A man charged with taking part in an illegal republican parade claims a ban on contacting co-accused breaches his human rights, the High Court has heard.
Martin Conlon’s lawyer also said he “lives in fear” of contravening his bail terms by unwittingly bumping into one of the others.
Conlon, 49, faces charges over an Easter commemoration parade held in Lurgan, Co Armagh on March 31.
Police arrested a number of men dressed in suspected paramilitary-style clothing at Levin Road in the town.
Conlon, of Tarry Drive in Lurgan, is charged with taking part in an unnotified public procession.
He faces a second count of wearing clothing as a member or supporter of a proscribed organisation.
Prosecution barrister Robin Steer claimed the items involved a paramilitary-style uniform of green jumpers, a mesh scarf and beret.

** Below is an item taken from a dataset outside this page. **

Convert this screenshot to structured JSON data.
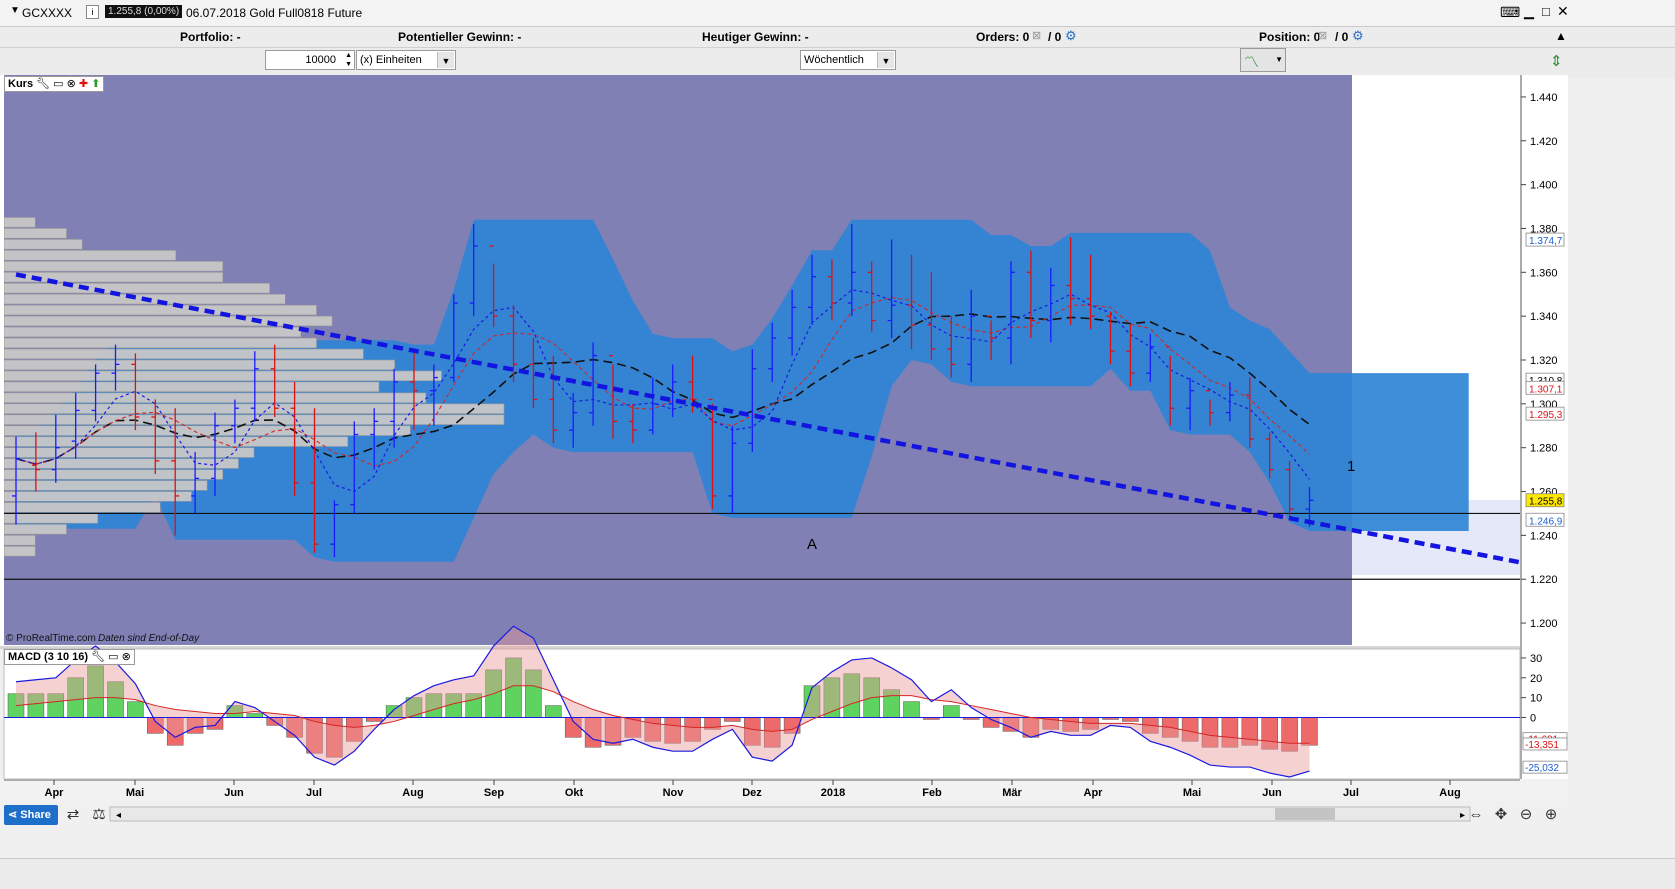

Conlon is not accused of belonging to any outlawed grouping.
In April he was granted bail along with five co-defendants on conditions which included a curfew and having no contact with each other.
His legal team returned to court in a bid to have those terms varied.
A defence lawyer said Conlon lives 150 yards from one of the others charged with the same offences.
“He lives in fear that he will accidentally bump into the co-accused and be arrested,” counsel argued.
“He contends that the condition breaches his Article 11 right to freedom of association.”
Lord Justice Treacy heard Conlon is a member of Republican Sinn Fein – a political and non-proscribed organisation which meets to discuss ongoing social issues.
The judge agreed to lift the curfew condition.
But dismissing the contact application on a without prejudice basis, he told the defence to draft further written arguments on the point before returning with any fresh legal bid.